Making that case might have been more complicated had Harris picked Pennsylvania Gov. Josh Shapiro. A top contender for the VP slot, Shapiro last year publicly backed vouchers; Republicans have made school choice a crucial part of their education platform.

Having Shapiro on the ticket would have elevated “a candidate who makes the same argument that Republicans are making” when “we’re having this key debate about whether we should have public schools,” Berkshire said. It also would have upset key constituencies, like the two national teachers unions. But that calculation is one reason Michael Petrilli, president of the conservative Thomas B. Fordham Institute, was disappointed Harris chose Walz.

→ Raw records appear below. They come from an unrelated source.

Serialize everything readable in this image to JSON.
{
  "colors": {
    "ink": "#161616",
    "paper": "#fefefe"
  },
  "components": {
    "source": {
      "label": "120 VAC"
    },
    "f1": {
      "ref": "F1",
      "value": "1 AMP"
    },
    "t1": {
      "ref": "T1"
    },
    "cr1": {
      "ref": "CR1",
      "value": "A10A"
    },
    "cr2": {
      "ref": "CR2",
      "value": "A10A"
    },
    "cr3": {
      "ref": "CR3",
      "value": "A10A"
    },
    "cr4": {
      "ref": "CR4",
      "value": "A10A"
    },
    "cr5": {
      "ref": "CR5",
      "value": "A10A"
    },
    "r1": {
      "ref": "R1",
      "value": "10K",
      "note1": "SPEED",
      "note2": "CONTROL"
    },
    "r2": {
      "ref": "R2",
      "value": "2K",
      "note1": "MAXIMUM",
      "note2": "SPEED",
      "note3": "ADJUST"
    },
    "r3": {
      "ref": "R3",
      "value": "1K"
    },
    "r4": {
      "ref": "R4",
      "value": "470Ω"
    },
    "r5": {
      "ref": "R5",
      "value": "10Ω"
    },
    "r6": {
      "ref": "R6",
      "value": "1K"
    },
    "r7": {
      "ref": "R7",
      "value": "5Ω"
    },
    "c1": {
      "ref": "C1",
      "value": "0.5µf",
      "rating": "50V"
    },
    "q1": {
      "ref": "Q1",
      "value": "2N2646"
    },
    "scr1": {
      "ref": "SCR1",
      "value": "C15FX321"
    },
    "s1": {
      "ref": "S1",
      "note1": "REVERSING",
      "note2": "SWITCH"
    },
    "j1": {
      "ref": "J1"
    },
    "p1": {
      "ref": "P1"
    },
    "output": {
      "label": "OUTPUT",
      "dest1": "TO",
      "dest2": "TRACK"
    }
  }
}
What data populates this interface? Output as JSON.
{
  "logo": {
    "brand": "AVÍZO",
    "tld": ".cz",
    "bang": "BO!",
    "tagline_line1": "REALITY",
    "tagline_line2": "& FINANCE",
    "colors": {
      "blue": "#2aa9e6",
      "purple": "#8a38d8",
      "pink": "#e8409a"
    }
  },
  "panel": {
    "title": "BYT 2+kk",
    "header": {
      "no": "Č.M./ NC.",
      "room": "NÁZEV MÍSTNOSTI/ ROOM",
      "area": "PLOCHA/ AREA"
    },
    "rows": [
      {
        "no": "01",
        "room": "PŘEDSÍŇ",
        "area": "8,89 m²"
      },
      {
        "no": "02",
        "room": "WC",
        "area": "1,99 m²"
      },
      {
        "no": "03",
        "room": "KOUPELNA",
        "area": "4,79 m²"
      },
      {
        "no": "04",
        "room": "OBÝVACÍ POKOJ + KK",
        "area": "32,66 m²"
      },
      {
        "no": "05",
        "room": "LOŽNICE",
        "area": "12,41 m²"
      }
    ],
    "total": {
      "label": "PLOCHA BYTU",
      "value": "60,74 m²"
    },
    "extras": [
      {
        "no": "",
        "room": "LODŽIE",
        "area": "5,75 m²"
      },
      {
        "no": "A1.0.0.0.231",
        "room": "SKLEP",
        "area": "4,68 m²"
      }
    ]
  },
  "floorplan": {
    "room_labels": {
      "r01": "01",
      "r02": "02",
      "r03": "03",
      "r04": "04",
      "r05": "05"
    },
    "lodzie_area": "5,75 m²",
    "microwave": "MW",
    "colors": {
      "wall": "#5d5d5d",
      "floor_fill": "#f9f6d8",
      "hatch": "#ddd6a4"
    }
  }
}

“People would say, ‘Wow, she showed some real courage in breaking with some parts of her base,’” he said. “That doesn’t mean a Harris-Shapiro administration would have promoted private school choice. But it would have been an important indicator she was really fighting for the center.”

In Walz, Petrilli said he sees “a lot of love for kids, and that’s great, but I don’t see any tough love for schools that are doing a poor job.”

A decade ago, Democratic candidates might have been talking about test scores and charter schools, Berkshire said, but no longer: “We’re not going to hear that. We’re going to hear the prairie populist argument for public schools.”